Auch wenn man davon absieht, dass der Aspekt des Erfordernisses personeller Konsequenzen ohnehin im Allgemeinwissen von kartellbeteiligten Unternehmen liegen dürfte, wenn Organe persönlich betroffen sind, so ist die ASt ihrerseits nicht im Sinne eines Vertrauenstatbestands schutzwürdig. Die Ag hatte den Bewerbern eine umfangreiche Checkliste an die Hand gegeben, wo personelle Konsequenzen im Zusammenhang mit den Selbstreinigungsmaßnahmen ausdrücklich nachgefragt werden; die Ag erläuterte hier auch näher, welche Angaben zu machen sind. Die ASt hatte somit spätestens anhand der Checkliste umfassende Transparenz dahin, dass die Ag je nach Einzelfall personelle Maßnahmen als wichtig und erforderlich ansieht. […], durch die Ag die aus deren Sicht gegebene Notwendigkeit personeller Konsequenzen bilateral der ASt gegenüber unmissverständlich deutlich gemacht worden. Der Vergabevermerk, dessen Kenntnis über die Akteneinsicht im vorliegenden Nachprüfungsverfahren von der ASt nunmehr als ursächlich für die Abberufung der kartellbeteiligten Geschäftsführer angeführt wird, war keine neue, erstmalige Erkenntnisquelle, sondern dokumentiert nur die Umsetzung der mit der Checkliste bereits avisierten Grundsätze. Im Übrigen ergab sich bereits aus den Kontakten in 2014, dass die Beibehaltung der Geschäftsführer der maßgebliche Grund für die Verneinung der Eignung war. Die ASt hätte somit jede Möglichkeit gehabt, noch vor Ablauf der Teilnahmefrist am […] die von der Ag für erforderlich gehaltenen personellen Maßnahmen zu ergreifen; die Ag hatte diesbezüglich – ungeachtet der Frage, ob dies rechtlich überhaupt geschuldet war – umfassend Vorabtransparenz hergestellt. Der Vergabevermerk enthält keine zusätzlichen oder neuen Informationen, die über die der ASt bereits bekannten Umstände hinausgingen. Dass die ASt ihre Chance nicht rechtzeitig genutzt hat, ist somit allein ihr selbst anzulasten. Es würde die Bg, die bei Bejahung der Eignung der ASt nach derzeitigem Stand der Bewertung der Teilnahmeanträge verdrängt würde, grob in ihrem Anspruch auf Gleichbehandlung verletzen, wenn die Ag hier die Abberufung der Geschäftsführer im April 2015 nachträglich in die Eignungsprüfung mit einbezöge. Die Ag hat richtig gehandelt, indem sie auf den bis zum […] vorliegenden Sachverhalt abgestellt hat.

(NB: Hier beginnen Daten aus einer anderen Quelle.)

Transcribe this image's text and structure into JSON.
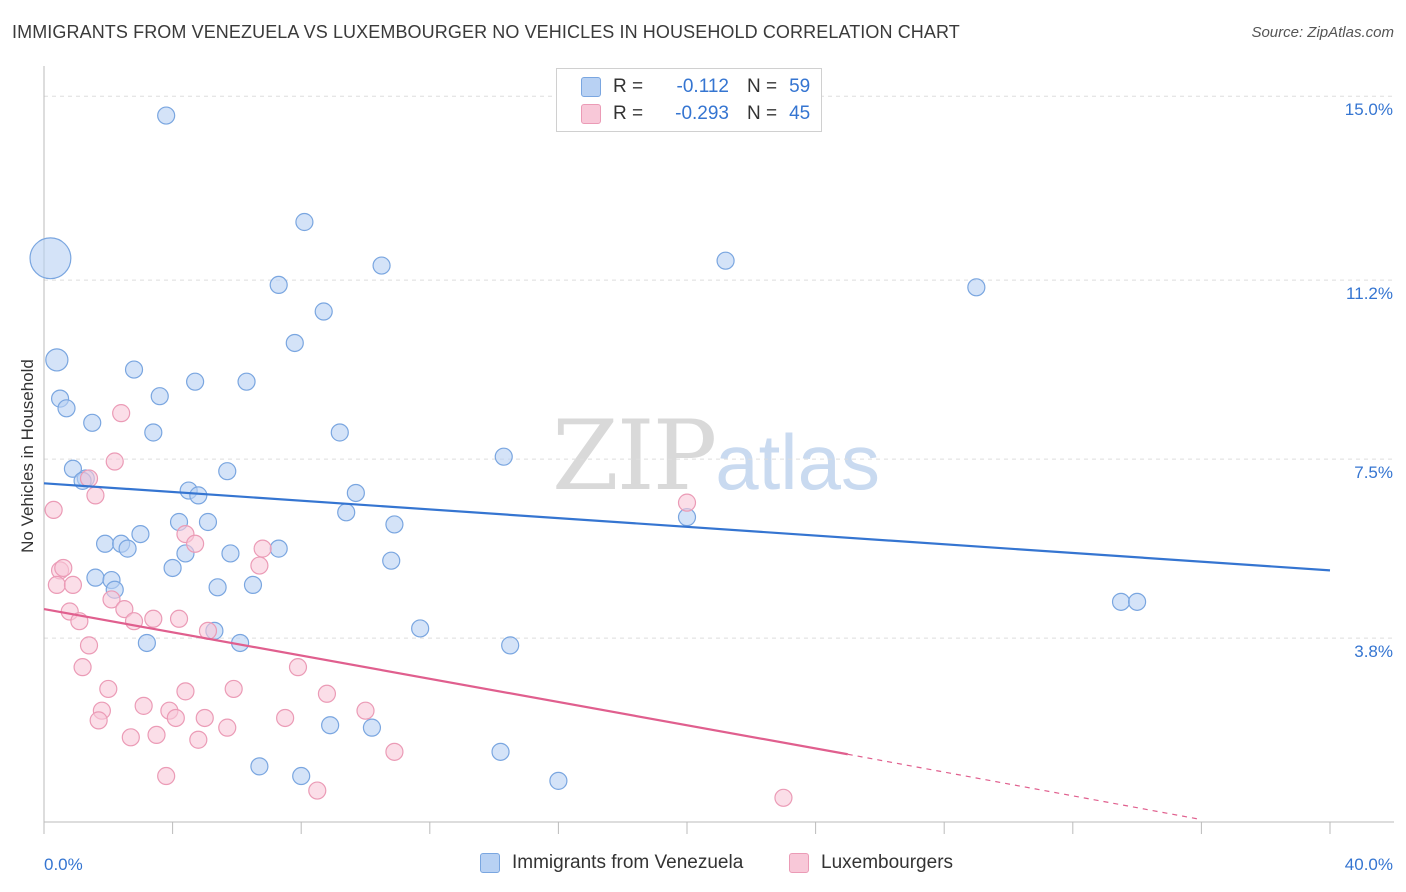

(3) Soweit die ASt meint, die Ag habe zu Unrecht außer Acht gelassen, dass die Ag bzw. der für diese handelnde Herr […] die Kartellanten, darunter die […] zum Kartell angestiftet habe, geht sie fehl. Ihren Vortrag als richtig unterstellt, dass Herr […] u.a. wegen Anstiftung zum Kartell vor dem Landgericht […] angeklagt werden soll, so ist dies ein Sachverhalt, der im Rahmen des Kartellverfahrens relevant hätte sein können, nämlich in dem Sinne, dass die Geldbuße für die Kartellanten aufgrund eines niedrigeren Unwerturteils möglicherweise in einer geringeren Höhe hätte bemessen werden können. Der Aspekt wäre somit vorgreiflich für das Kartellverfahren gewesen. Im Kartellverfahren […], das ja bereits abgeschlossen ist, hat dieser Sachverhalt jedoch nach Einlassung der ASt in der mündlichen Verhandlung vor der Vergabekammer keine Rolle gespielt; warum die angebliche Anstiftung seitens der Kartellanten nicht als entlastendes Moment ins Kartellverfahren eingebracht worden war, konnte die ASt nicht erklären. Dieser Umstand geht, was die vorliegende Eignungsprüfung anbelangt, jedenfalls auf in den kartellrechtlichen Settlement-Beschlüssen. Die Ag hat durch Nichtberücksichtigung dieses Aspekts den Blickwinkel auf den relevanten Sachverhalt nicht zu eng gezogen, mit anderen Worten: In der Nichtberücksichtigung der vermeintlichen Anstiftung liegt keine Verfälschung der relevanten Sachverhaltsbasis für die Eignungsprüfung. Im Übrigen und ohne eine Aussage über ein Alternativszenario zu treffen ist darauf hinzuweisen, dass es trotz Anstiftung dabei bleibt: Der Angestiftete begeht die Haupttat.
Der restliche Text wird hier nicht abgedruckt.